Detecting address chunk within a word document-CodePudding

I have a word document with some paragraphs and address details within it. I used textract to extract the sentences of this document line by line into a list. What i want to do is to detect the complete address chunk as one whole sentence string. The address template is not fixed and can or cannot have all the details some times, how can i achieve that ?

the input document looks like -

some paragraph1

Employee’s address: Mr. A John Doe
9 hackers way
a state in US
2192
Telephone: 1411567323
Telefax: - 
E-mail: [email protected]

some paragraph 2
next page
some paragraph 3

what i want the complete address chunk to be detected is -

Employee’s address: Mr. A John Doe
    9 hackers way
    a state in US
    2192
    Telephone: 1411567323
    Telefax: - 
    E-mail: [email protected]

CodePudding user response：

If the text file's structure is constant, you don't need to use nlp, just Python with some hardcoded detections like this:

lines = []
with open("textfile.txt") as textfile:
    lines = textfile.readlines()

address_line = None
telephone_line = None

for i in range(len(lines)):
    if "Employee’s address:" in lines[i]:
        address_line = i
    elif "Telephone:" in lines[i]:
        telephone_line = i

if address_line and telephone_line:
    address = lines[address_line:telephone_line]

address = ", ".join([address_line.rstrip() for address_line in address]).lstrip("Employee’s address:")

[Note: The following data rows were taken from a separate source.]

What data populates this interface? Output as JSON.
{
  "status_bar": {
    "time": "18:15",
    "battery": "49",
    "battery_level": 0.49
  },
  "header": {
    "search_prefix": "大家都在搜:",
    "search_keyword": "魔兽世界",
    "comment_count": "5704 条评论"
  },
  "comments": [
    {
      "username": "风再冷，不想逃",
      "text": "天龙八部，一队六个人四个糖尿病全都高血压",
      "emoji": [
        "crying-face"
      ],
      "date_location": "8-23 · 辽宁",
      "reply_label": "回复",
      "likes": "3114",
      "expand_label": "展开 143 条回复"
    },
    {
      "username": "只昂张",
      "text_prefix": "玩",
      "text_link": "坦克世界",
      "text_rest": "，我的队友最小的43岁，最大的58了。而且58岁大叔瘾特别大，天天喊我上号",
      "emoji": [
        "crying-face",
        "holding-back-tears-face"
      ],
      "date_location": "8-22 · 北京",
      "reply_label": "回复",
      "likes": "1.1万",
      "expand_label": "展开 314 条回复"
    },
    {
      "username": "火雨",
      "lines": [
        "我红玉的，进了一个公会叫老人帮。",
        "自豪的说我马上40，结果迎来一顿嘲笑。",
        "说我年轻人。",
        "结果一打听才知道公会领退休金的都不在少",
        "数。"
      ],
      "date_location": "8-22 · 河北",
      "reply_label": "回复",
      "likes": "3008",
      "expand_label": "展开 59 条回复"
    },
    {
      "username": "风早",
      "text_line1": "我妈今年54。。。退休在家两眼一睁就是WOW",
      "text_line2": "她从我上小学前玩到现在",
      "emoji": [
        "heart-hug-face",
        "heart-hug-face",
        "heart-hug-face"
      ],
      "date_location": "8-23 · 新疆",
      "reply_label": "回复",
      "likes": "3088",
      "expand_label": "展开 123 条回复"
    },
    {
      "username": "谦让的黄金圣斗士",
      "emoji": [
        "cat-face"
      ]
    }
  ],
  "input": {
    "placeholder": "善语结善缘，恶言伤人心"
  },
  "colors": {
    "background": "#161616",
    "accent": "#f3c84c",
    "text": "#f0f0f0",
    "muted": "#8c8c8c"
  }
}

The result of this script is: 'Mr. A John Doe, 9 hackers way, a state in US, 2192'

CodePudding user response：

What you are trying to find cannot be achieved 100% as the text changes but, you can extract quite a few useful stuff from the text.

import spacy
nlp = spacy.load("en_core_web_sm")
doc = nlp(text)

text='''Employee’s address: Mr. A John Doe
    9 hackers way
    a state in US
    2192
    Telephone: 1411567323
    Telefax: - 
    E-mail: [email protected]'''

print("Noun phrases:", [chunk.text for chunk in doc.noun_chunks])
print('emails: ' ,[token for token in doc if token.like_email])
print('numbers: ', [token for token in doc if token.like_num])

#output
Noun phrases: ['Employee’s address', 'Mr. A John Doe\n    9 hackers', 'a state', 'US\n    2192\n    Telephone', '1411567323\n    Telefax', 'E', '-', 'mail']
emails:  [[email protected]]
numbers:  [9, 2192, 1411567323]